17) Figure 6E is a plot of partial internal errors not only of the 10 to 11bp shift as written in the text (subsection “PgmL1- or PgmL3a&b-depleted cells are prone to IES excision errors”, last paragraph).

This is true sensu stricto. However, as shown in Figure 6D, partial internal errors consist mostly in excision events using a 10 to 11-bp shifted TA. We changed the sentence to “Finally, we noticed that error-prone IESs, for which an internal TA (mostly shifted by 10 to 11 bp) is used in erroneous excision events, follow a different size distribution…”

18) Update Morellet 2018 reference.

Done.

19) Figure 3—figure supplement S1: What does the cross mean?

The cross indicates that blue inserts can target the two paralogs simultaneously. This has been included in the legend.

20) Subsection “PGML KDs have a genome-wide impact on IES elimination”, last paragraph: Cannot find progeny survival data in Figure 1—figure supplement 3?

Thanks for the notice: we were referring to Figure 4—figure supplement 3. Sorry for the confusion.

21) Why are the correlation coefficients of PgmL2KD with other KD and with the partial KD so low?

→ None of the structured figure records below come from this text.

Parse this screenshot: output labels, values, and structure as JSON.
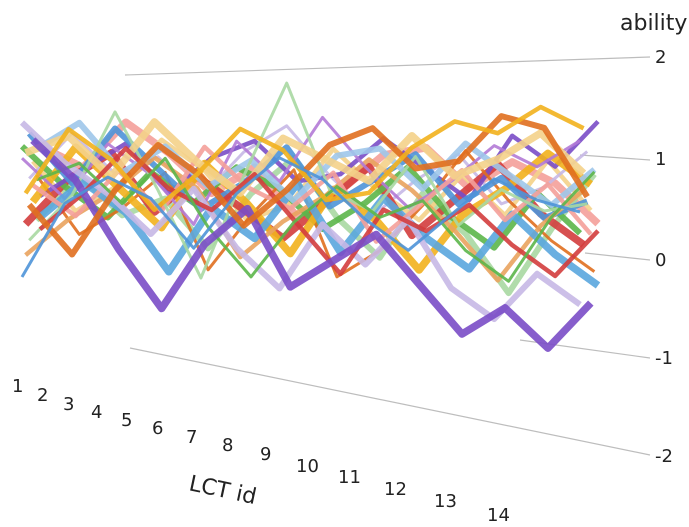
{
  "chart_data": {
    "type": "line",
    "rendering": "3d-ribbon",
    "title": "",
    "xlabel": "LCT id",
    "zlabel": "ability",
    "x": [
      "1",
      "2",
      "3",
      "4",
      "5",
      "6",
      "7",
      "8",
      "9",
      "10",
      "11",
      "12",
      "13",
      "14"
    ],
    "z_ticks": [
      "2",
      "1",
      "0",
      "-1",
      "-2"
    ],
    "zlim": [
      -2,
      2
    ],
    "grid": false,
    "legend": "none",
    "palette": [
      "#4e94d8",
      "#f2b11d",
      "#e06f1f",
      "#7a4cc6",
      "#5cb64a",
      "#d33d3d",
      "#c7b8e6",
      "#f4d28a",
      "#a9d8a2",
      "#f4a09a",
      "#9fc6ea",
      "#5aa6de",
      "#b37ad6",
      "#e9a35e"
    ],
    "series": [
      {
        "values": [
          -0.6,
          0.2,
          0.5,
          0.3,
          -0.2,
          0.4,
          0.8,
          0.6,
          0.2,
          -0.1,
          0.3,
          0.7,
          0.5,
          0.4
        ]
      },
      {
        "values": [
          0.3,
          1.0,
          0.7,
          0.2,
          0.6,
          1.1,
          0.9,
          0.4,
          0.5,
          1.0,
          1.3,
          1.2,
          1.5,
          1.3
        ]
      },
      {
        "values": [
          0.2,
          -0.3,
          0.4,
          0.9,
          0.6,
          0.1,
          0.5,
          1.0,
          1.2,
          0.8,
          0.9,
          1.4,
          1.3,
          0.6
        ]
      },
      {
        "values": [
          0.9,
          0.5,
          -0.2,
          -0.8,
          -0.1,
          0.3,
          -0.5,
          -0.2,
          0.1,
          -0.4,
          -0.9,
          -0.6,
          -1.0,
          -0.5
        ]
      },
      {
        "values": [
          0.5,
          0.7,
          0.3,
          0.8,
          0.1,
          -0.4,
          0.2,
          0.6,
          0.3,
          0.5,
          0.0,
          -0.3,
          0.4,
          0.9
        ]
      },
      {
        "values": [
          0.0,
          0.4,
          0.9,
          0.5,
          0.3,
          0.7,
          0.2,
          -0.3,
          0.4,
          0.2,
          0.5,
          0.1,
          -0.2,
          0.3
        ]
      },
      {
        "values": [
          1.0,
          0.6,
          0.3,
          -0.1,
          0.4,
          -0.2,
          -0.6,
          0.1,
          -0.3,
          0.2,
          -0.5,
          -0.8,
          -0.3,
          -0.6
        ]
      },
      {
        "values": [
          0.7,
          0.9,
          0.5,
          1.1,
          0.7,
          0.4,
          1.0,
          0.8,
          0.6,
          1.1,
          0.7,
          0.9,
          1.2,
          0.8
        ]
      },
      {
        "values": [
          -0.2,
          0.3,
          1.2,
          0.4,
          -0.5,
          0.6,
          1.6,
          0.5,
          0.3,
          0.9,
          0.2,
          0.6,
          0.4,
          0.5
        ]
      },
      {
        "values": [
          0.4,
          0.1,
          0.6,
          0.2,
          0.9,
          0.5,
          0.3,
          0.7,
          0.0,
          0.4,
          0.8,
          0.3,
          0.7,
          0.2
        ]
      },
      {
        "values": [
          0.8,
          1.1,
          0.6,
          0.9,
          0.5,
          0.8,
          0.4,
          0.9,
          1.0,
          0.6,
          1.1,
          0.8,
          0.5,
          0.9
        ]
      },
      {
        "values": [
          0.1,
          0.5,
          0.2,
          -0.4,
          0.3,
          0.0,
          0.6,
          -0.1,
          0.5,
          0.1,
          -0.2,
          0.4,
          0.0,
          -0.3
        ]
      },
      {
        "values": [
          0.6,
          0.2,
          0.8,
          0.5,
          0.0,
          0.9,
          0.5,
          1.2,
          0.7,
          0.3,
          0.6,
          1.0,
          0.8,
          1.1
        ]
      },
      {
        "values": [
          -0.4,
          0.0,
          0.3,
          0.7,
          0.4,
          -0.3,
          0.1,
          0.4,
          0.8,
          0.5,
          0.1,
          -0.4,
          0.2,
          0.6
        ]
      },
      {
        "values": [
          0.9,
          0.4,
          1.0,
          0.6,
          0.2,
          0.5,
          0.9,
          0.3,
          0.6,
          0.9,
          0.4,
          0.7,
          0.3,
          0.5
        ]
      },
      {
        "values": [
          0.2,
          0.8,
          0.4,
          0.0,
          0.7,
          0.3,
          -0.2,
          0.5,
          0.2,
          -0.3,
          0.3,
          0.6,
          1.0,
          0.7
        ]
      },
      {
        "values": [
          0.5,
          -0.1,
          0.2,
          0.6,
          -0.4,
          0.2,
          0.7,
          -0.4,
          -0.1,
          0.4,
          1.0,
          0.5,
          0.1,
          -0.2
        ]
      },
      {
        "values": [
          0.3,
          0.6,
          0.9,
          0.4,
          0.8,
          1.0,
          0.6,
          0.7,
          1.1,
          0.8,
          0.5,
          1.2,
          0.9,
          1.4
        ]
      },
      {
        "values": [
          0.7,
          0.3,
          0.0,
          0.5,
          0.2,
          0.6,
          0.4,
          0.0,
          0.3,
          0.7,
          0.2,
          -0.1,
          0.5,
          0.1
        ]
      },
      {
        "values": [
          -0.1,
          0.4,
          0.7,
          0.1,
          0.5,
          0.2,
          -0.1,
          0.3,
          0.7,
          0.0,
          0.4,
          0.8,
          0.3,
          0.0
        ]
      },
      {
        "values": [
          0.4,
          0.9,
          0.5,
          0.7,
          0.3,
          0.8,
          1.1,
          0.6,
          0.2,
          0.6,
          0.9,
          0.4,
          0.6,
          1.0
        ]
      },
      {
        "values": [
          0.6,
          0.1,
          0.4,
          0.9,
          0.6,
          0.1,
          0.3,
          0.9,
          0.5,
          0.2,
          0.7,
          0.3,
          0.9,
          0.4
        ]
      },
      {
        "values": [
          0.0,
          0.5,
          0.1,
          0.3,
          -0.2,
          0.4,
          0.8,
          0.2,
          -0.2,
          0.5,
          0.1,
          -0.5,
          0.2,
          0.8
        ]
      },
      {
        "values": [
          0.8,
          0.6,
          1.1,
          0.8,
          0.4,
          0.7,
          0.2,
          0.5,
          0.9,
          1.0,
          0.6,
          0.9,
          0.7,
          0.3
        ]
      }
    ]
  }
}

PGML2 KD induces a homogeneous phenotype at the genome-wide level, with similar retention scores for all IESs. The absence of correlation indicates that variations around the mean retention score are limited and probably attributable to statistical noise.

22) Some of the supplementary figures are not mentioned in the main text, please revise or remove.

Thanks for drawing our attention to this point. Some supplementary figures were only mentioned in the Supplementary Information file. They are now all referred to in the main text.